Qui est ce jeune homme de 28 ans qui brigue le poste de premier ministre de la France, et que pourrait faire son parti d'extrême droite s'il était au pouvoir ?
Il est la figure récente d'un ancien parti qui s'efforce de se renouveler. Choisi comme leader par Marine Le Pen, doyenne de la National Rally (RN), Bardella l'a amené plus près du pouvoir que jamais. Dimanche, la RN a brisé l'alliance centriste de Emmanuel Macron dans le premier tour d'une élection parlementaire anticipée.
Même si la RN forme un gouvernement et que Bardella devient premier ministre après le 7 juillet, cela n'est pas clair. Malgré le bond d'appui pour la RN, les partis de gauche et centristes français appellent leurs partisans à voter de manière tactique pour empêcher le parti extrême-droite d'obtenir une majorité absolue dans l'Assemblée nationale composée de 577 sièges. Ce semaine, plus de 200 candidats parlementaires de l'alliance d'Macron et de la Front populaire nouveau (NFP) ont abandonné leur campagne pour éviter de scinder les voix au second tour.
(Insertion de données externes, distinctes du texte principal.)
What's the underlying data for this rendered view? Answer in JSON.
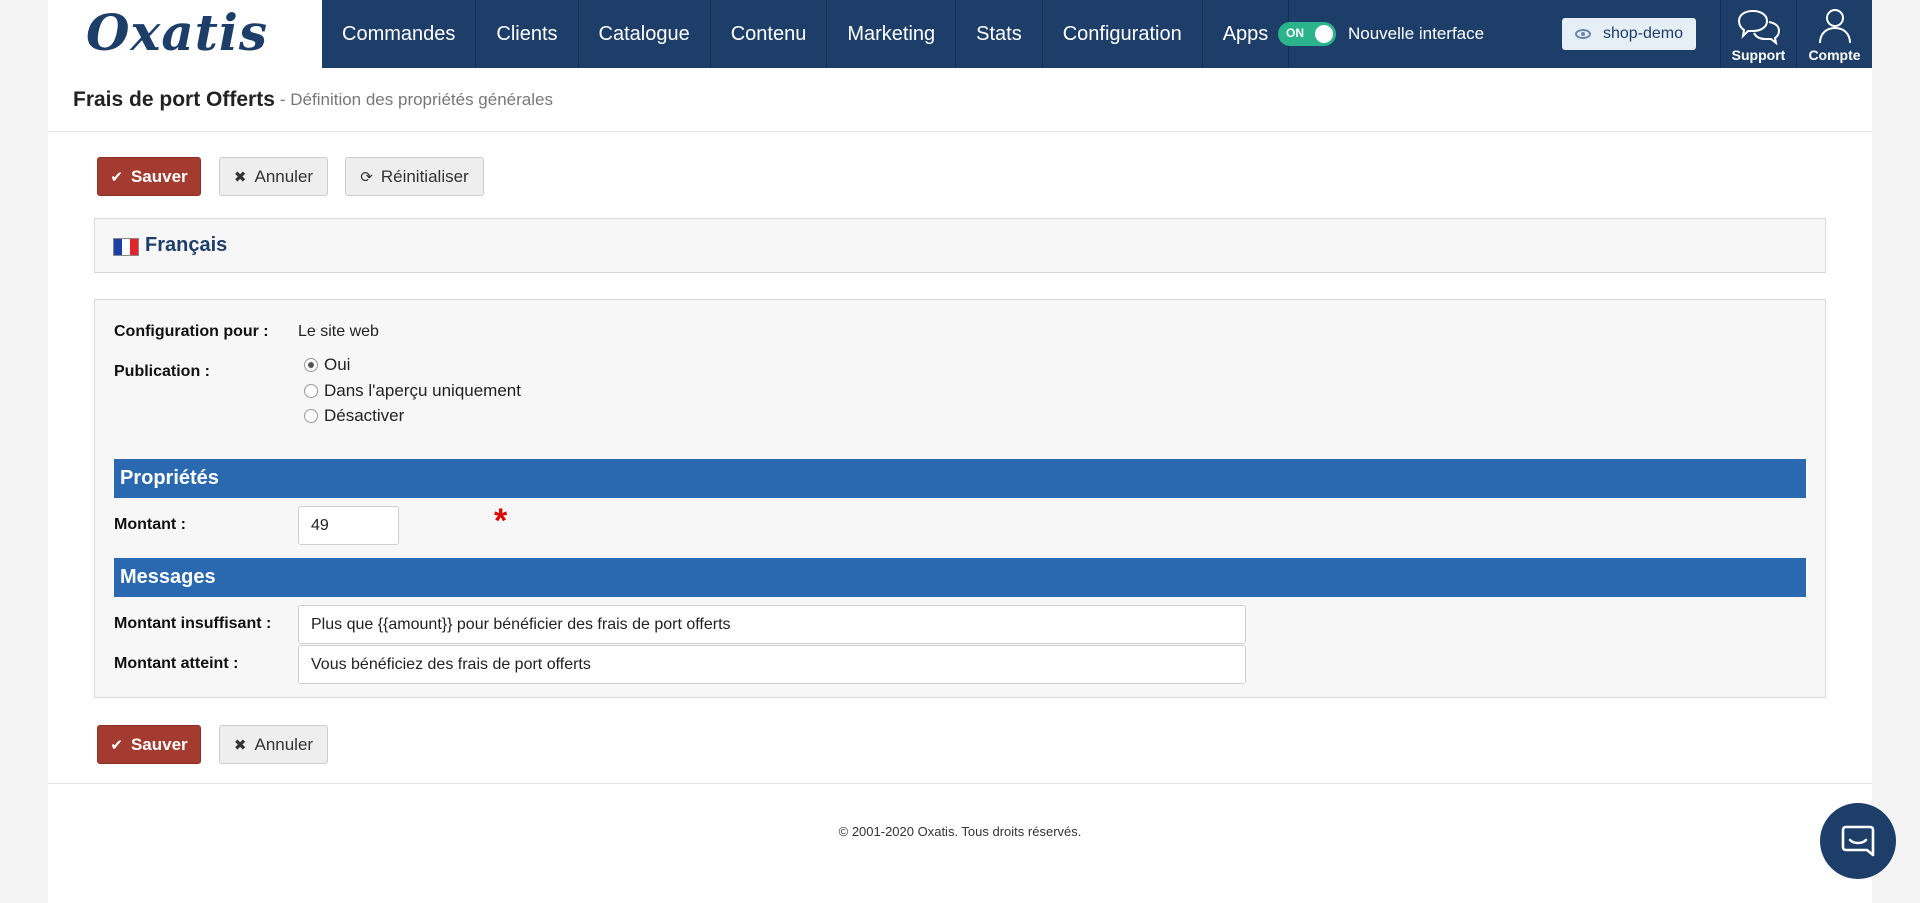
{
  "brand": {
    "logo": "Oxatis"
  },
  "nav": {
    "items": [
      "Commandes",
      "Clients",
      "Catalogue",
      "Contenu",
      "Marketing",
      "Stats",
      "Configuration",
      "Apps"
    ],
    "toggle_state": "ON",
    "toggle_label": "Nouvelle interface",
    "shop_label": "shop-demo",
    "support_label": "Support",
    "account_label": "Compte"
  },
  "header": {
    "title": "Frais de port Offerts",
    "subtitle": "- Définition des propriétés générales"
  },
  "toolbar": {
    "save_label": "Sauver",
    "cancel_label": "Annuler",
    "reset_label": "Réinitialiser"
  },
  "language": {
    "label": "Français"
  },
  "form": {
    "config_label": "Configuration pour :",
    "config_value": "Le site web",
    "publication_label": "Publication :",
    "publication_options": [
      "Oui",
      "Dans l'aperçu uniquement",
      "Désactiver"
    ],
    "publication_selected": "Oui",
    "properties_title": "Propriétés",
    "amount_label": "Montant :",
    "amount_value": "49",
    "required_mark": "*",
    "messages_title": "Messages",
    "insufficient_label": "Montant insuffisant :",
    "insufficient_value": "Plus que {{amount}} pour bénéficier des frais de port offerts",
    "reached_label": "Montant atteint :",
    "reached_value": "Vous bénéficiez des frais de port offerts"
  },
  "footer": {
    "copyright": "© 2001-2020 Oxatis. Tous droits réservés."
  },
  "colors": {
    "nav_bg": "#1e3e6a",
    "section_bar": "#2a69b0",
    "save_button": "#a33b30",
    "toggle_on": "#2bb38b",
    "required": "#e00000"
  },
  "icons": {
    "save": "check-icon",
    "cancel": "x-icon",
    "reset": "refresh-icon",
    "shop": "eye-icon",
    "support": "chat-bubbles-icon",
    "account": "user-icon",
    "chat": "chat-icon",
    "language": "french-flag-icon"
  }
}
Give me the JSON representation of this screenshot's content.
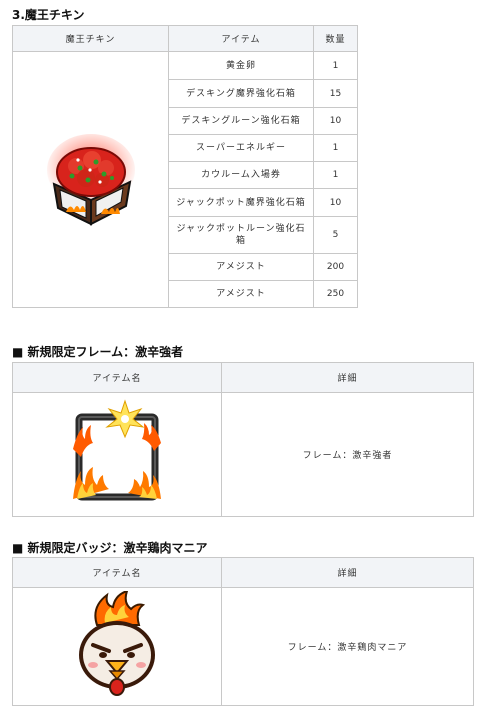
{
  "section1": {
    "title": "3.魔王チキン",
    "headers": [
      "魔王チキン",
      "アイテム",
      "数量"
    ],
    "image_label": "demon-chicken-box-image",
    "rows": [
      {
        "item": "黄金卵",
        "qty": "1"
      },
      {
        "item": "デスキング魔界強化石箱",
        "qty": "15"
      },
      {
        "item": "デスキングルーン強化石箱",
        "qty": "10"
      },
      {
        "item": "スーパーエネルギー",
        "qty": "1"
      },
      {
        "item": "カウルーム入場券",
        "qty": "1"
      },
      {
        "item": "ジャックポット魔界強化石箱",
        "qty": "10"
      },
      {
        "item": "ジャックポットルーン強化石箱",
        "qty": "5"
      },
      {
        "item": "アメジスト",
        "qty": "200"
      },
      {
        "item": "アメジスト",
        "qty": "250"
      }
    ]
  },
  "section2": {
    "title": "■ 新規限定フレーム：激辛強者",
    "headers": [
      "アイテム名",
      "詳細"
    ],
    "detail": "フレーム：激辛強者"
  },
  "section3": {
    "title": "■ 新規限定バッジ：激辛鶏肉マニア",
    "headers": [
      "アイテム名",
      "詳細"
    ],
    "detail": "フレーム：激辛鶏肉マニア"
  }
}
Mais une chose est claire : la France – et le reste de l'Europe – doit faire face à la perspective d'un gouvernement français extrême-droite, mené par un leader populaire et inexpérimenté. Donc, qui est Bardella, et qu'en ferait son parti au pouvoir ?
Fils unique d'immigrés italiens, Bardella a grandi dans la Seine-Saint-Denis, un quartier ouvrier de Paris. Il s'est inscrit au RN à 16 ans, et plus tard a commencé une licence en géographie à l'université prestigieuse Sorbonne, avant de quitter pour gravir les échelons du parti.
Il s'y est fait rapidement. Après avoir été porte-parole du parti, il est devenu le candidat principal du RN pour les élections européennes de 2019 à l'âge de 23 ans. En 2022, après que Marine Le Pen a perdu de justesse l'élection présidentielle contre Macron, il a succédé à elle en tant que leader du parti, sautant ainsi le vice-président longtemps en place et l'ex-compagnon de Le Pen, Louis Aliot.
Libéré de la gestion quotidienne du parti, mais presque certain de courir à nouveau pour la présidence en 2027, Le Pen a pu renouveler l'image du RN et le détacher de sa réputation. Le Pen avait commencé sa mission de désintoxication du RN en expulsant son père, Jean-Marie Le Pen – condamné pour déni d'Holocauste – du parti qu'il avait fondé, et plus tard en changant son nom.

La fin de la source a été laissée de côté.